Politik : Schreiber droht mit neuen Enthüllungen

Der in Kanada lebende bayerische Waffenhändler Karlheinz Schreiber hat mit weiteren Enthüllungen gedroht. Alle Parteien, die einmal an der Regierung gewesen seien, hätten Geld von ihm bekommen und teilweise bei der Verbuchung "geschummelt", sagte er der Tageszeitung "Die Welt". Wenn heute von Seiten der Unionsparteien, aber auch der Sozialdemokraten so getan werde, als habe man mit ihm nichts zu tun, entspreche das nicht den Tatsachen. Jeden, der die Beziehung zu ihm heute leugnen wolle, werde er "an die Tatsachen der Vergangenheit erinnern", drohte Schreiber.

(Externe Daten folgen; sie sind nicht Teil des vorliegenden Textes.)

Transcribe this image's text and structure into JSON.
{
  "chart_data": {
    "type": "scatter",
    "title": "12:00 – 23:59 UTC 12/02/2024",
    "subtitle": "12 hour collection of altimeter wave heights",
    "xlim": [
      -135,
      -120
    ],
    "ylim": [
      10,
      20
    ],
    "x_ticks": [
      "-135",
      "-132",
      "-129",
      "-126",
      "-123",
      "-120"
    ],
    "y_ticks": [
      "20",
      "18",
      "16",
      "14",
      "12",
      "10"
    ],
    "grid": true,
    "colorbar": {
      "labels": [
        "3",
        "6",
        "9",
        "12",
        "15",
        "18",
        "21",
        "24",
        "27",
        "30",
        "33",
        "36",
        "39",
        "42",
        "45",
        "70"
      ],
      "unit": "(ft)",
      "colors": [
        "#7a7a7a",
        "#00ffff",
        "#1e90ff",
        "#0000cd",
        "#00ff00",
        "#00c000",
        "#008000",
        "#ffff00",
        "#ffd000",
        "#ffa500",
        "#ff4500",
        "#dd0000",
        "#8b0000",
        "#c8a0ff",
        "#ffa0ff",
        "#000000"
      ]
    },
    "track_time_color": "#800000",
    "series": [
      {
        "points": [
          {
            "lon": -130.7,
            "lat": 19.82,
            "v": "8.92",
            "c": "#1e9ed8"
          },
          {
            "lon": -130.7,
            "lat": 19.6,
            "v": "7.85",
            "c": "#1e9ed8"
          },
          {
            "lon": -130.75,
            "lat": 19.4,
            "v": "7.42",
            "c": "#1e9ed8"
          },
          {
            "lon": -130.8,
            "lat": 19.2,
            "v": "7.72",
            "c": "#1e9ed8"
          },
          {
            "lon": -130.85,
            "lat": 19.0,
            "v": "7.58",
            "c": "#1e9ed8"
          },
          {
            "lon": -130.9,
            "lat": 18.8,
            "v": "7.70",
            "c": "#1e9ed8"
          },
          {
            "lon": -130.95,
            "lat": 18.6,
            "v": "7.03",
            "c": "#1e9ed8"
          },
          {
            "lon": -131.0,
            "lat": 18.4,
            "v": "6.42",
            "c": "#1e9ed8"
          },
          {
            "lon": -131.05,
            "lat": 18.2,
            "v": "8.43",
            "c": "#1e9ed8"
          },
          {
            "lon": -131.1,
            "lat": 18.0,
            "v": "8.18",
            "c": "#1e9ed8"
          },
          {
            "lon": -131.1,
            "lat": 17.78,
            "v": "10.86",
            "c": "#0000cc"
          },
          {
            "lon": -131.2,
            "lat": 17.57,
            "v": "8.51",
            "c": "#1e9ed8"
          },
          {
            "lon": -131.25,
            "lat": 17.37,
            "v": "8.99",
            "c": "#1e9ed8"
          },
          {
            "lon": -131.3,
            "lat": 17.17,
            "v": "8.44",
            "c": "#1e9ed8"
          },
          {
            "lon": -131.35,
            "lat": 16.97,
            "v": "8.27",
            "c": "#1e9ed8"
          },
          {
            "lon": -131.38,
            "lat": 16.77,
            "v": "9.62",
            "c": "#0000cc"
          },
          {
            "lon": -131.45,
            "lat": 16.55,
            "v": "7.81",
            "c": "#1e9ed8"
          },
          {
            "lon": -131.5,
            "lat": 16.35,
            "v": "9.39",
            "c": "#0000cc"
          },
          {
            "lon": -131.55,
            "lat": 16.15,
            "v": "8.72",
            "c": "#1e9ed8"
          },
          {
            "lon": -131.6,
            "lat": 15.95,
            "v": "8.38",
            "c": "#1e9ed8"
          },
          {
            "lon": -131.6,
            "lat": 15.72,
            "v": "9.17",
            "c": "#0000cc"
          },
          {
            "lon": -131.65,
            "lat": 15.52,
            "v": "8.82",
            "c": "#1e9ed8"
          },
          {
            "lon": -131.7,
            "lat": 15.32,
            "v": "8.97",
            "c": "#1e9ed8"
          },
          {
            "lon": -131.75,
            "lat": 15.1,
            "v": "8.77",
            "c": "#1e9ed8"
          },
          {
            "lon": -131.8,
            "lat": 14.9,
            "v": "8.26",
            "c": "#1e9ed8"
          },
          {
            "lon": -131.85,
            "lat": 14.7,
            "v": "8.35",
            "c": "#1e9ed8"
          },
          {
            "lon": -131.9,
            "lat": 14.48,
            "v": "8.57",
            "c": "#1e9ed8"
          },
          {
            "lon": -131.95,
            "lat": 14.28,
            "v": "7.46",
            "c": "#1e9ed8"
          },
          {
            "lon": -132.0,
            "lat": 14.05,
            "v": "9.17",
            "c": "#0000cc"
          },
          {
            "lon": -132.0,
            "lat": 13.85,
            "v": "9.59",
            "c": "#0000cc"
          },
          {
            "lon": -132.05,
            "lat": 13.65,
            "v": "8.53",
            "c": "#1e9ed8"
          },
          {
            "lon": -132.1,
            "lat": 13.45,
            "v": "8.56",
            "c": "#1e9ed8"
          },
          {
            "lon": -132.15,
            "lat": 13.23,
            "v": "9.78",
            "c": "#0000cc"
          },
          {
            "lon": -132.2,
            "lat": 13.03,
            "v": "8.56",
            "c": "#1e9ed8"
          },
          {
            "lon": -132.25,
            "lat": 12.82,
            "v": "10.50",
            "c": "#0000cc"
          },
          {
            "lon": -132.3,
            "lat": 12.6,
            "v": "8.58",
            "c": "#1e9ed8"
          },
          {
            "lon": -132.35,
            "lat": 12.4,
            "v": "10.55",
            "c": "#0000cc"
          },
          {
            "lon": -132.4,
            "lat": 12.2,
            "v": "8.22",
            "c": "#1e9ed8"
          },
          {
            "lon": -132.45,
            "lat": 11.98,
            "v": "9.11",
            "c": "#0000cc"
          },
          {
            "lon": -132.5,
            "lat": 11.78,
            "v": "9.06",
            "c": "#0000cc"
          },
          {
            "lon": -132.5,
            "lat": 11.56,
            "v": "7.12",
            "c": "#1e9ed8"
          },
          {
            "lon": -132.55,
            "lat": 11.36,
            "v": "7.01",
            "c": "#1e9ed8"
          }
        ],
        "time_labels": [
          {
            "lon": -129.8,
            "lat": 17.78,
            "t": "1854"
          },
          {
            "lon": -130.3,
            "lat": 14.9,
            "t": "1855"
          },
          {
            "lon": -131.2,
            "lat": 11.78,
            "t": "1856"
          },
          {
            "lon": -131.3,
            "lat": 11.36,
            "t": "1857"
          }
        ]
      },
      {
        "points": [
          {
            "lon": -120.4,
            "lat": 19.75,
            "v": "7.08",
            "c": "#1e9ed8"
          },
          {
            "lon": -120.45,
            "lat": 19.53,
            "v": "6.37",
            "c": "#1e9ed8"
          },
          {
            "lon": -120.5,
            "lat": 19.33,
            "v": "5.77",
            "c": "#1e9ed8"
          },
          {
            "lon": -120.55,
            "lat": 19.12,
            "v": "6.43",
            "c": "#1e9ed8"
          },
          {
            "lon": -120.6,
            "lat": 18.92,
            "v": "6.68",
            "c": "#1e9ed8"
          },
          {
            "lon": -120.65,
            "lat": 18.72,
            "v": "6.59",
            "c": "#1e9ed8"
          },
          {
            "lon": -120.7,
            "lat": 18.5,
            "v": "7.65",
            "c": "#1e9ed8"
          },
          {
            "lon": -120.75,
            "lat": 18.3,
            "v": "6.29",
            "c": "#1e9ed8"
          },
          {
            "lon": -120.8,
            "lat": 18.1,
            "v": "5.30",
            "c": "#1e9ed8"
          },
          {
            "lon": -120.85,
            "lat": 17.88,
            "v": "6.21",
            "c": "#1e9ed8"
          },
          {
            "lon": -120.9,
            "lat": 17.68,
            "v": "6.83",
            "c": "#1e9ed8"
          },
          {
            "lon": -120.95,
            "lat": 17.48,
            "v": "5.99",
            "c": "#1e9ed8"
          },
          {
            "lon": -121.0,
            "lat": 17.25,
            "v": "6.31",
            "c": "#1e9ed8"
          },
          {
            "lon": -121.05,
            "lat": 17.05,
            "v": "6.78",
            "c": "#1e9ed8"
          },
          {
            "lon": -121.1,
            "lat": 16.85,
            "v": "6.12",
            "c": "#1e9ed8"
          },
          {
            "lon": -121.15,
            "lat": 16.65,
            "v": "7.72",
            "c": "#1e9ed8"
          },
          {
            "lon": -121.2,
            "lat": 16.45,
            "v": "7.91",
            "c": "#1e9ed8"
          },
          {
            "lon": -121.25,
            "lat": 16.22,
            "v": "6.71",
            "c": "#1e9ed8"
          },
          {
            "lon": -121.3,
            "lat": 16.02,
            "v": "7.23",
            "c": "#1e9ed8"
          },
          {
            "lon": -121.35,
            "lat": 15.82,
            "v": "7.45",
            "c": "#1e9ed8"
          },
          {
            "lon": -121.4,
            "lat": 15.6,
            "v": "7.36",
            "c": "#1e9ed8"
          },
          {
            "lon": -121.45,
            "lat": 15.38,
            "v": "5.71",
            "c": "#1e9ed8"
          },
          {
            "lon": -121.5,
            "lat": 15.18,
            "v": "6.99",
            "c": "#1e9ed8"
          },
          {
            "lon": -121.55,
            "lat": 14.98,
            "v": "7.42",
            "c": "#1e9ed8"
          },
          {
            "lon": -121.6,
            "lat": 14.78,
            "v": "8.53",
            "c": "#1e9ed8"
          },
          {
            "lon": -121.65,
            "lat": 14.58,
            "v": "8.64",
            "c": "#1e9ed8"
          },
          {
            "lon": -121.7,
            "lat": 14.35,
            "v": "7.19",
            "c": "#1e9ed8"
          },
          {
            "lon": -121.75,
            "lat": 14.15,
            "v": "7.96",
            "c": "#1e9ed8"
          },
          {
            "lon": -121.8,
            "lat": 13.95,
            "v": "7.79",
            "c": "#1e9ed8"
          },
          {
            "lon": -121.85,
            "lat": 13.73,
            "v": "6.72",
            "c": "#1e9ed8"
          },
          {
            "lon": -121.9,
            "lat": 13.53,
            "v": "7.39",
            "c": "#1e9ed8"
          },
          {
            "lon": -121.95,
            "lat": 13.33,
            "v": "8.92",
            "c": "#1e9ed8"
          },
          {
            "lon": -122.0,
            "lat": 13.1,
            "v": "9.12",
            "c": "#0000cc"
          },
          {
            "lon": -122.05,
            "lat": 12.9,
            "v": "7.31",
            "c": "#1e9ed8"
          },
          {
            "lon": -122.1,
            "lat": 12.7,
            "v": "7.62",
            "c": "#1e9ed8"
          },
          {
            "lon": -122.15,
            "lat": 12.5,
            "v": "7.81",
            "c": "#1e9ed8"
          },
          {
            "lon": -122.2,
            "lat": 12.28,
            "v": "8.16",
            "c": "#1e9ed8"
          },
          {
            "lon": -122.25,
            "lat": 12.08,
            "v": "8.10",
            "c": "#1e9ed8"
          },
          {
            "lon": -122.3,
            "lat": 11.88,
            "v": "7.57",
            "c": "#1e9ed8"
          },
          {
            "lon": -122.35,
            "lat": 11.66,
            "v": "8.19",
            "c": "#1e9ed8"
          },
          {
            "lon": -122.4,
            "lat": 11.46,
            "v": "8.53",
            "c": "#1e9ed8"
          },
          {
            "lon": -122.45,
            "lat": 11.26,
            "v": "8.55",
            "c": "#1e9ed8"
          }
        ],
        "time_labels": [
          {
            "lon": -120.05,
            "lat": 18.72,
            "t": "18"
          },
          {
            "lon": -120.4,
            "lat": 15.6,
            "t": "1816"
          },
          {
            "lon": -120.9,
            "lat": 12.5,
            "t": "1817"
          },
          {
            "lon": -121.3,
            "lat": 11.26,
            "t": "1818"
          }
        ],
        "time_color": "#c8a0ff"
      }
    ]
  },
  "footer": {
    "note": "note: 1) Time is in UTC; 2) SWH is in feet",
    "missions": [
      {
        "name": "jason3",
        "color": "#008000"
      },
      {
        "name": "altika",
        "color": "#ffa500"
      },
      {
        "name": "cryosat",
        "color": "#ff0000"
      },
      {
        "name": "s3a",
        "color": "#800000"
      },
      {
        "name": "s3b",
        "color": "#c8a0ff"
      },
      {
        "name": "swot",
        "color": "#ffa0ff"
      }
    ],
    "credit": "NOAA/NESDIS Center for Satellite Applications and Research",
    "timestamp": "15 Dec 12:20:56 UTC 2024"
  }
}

Er werde sich die Arbeit des Untersuchungsausschusses zur CDU-Finanzaffäre sorgfältig genau anschauen. "Wenn im Ausschuss jemand lügt, werde ich ihn der Lüge überführen." Auch wenn jemand meine, sich auf seine Kosten entlasten zu können, wolle er einschreiten. Das betreffe Politiker aller Parteien. Auch die CSU werde er an ihre Verantwortung "erinnern", führte Schreiber aus. Wenn auf der bundespolitischen Ebene endlich die Dinge geklärt seien, werde er die Öffentlichkeit auf die "Unwahrheiten in Bayern" hinweisen. Der vor der deutschen Justiz nach Kanada geflohene Rüstungslobbyist warf der Politik vor, ihn jahrelang als "nützlicher Helfer" gebraucht zu haben.

Unterdessen hat die frühere CDU-Schatzmeisterin Brigitte Baumeister jede Einflussnahme von Schreiber auf ihre Arbeit bestritten. Schreiber habe niemals von ihr verlangt, Einfluss auf politische Projekte zu nehmen, sagte Baumeister am Montag im Fernsehsender "Phoenix". Es habe lediglich einmal eine Anfrage Schreibers zu einem Projekt gegeben, aus dem aber nie etwas geworden sei.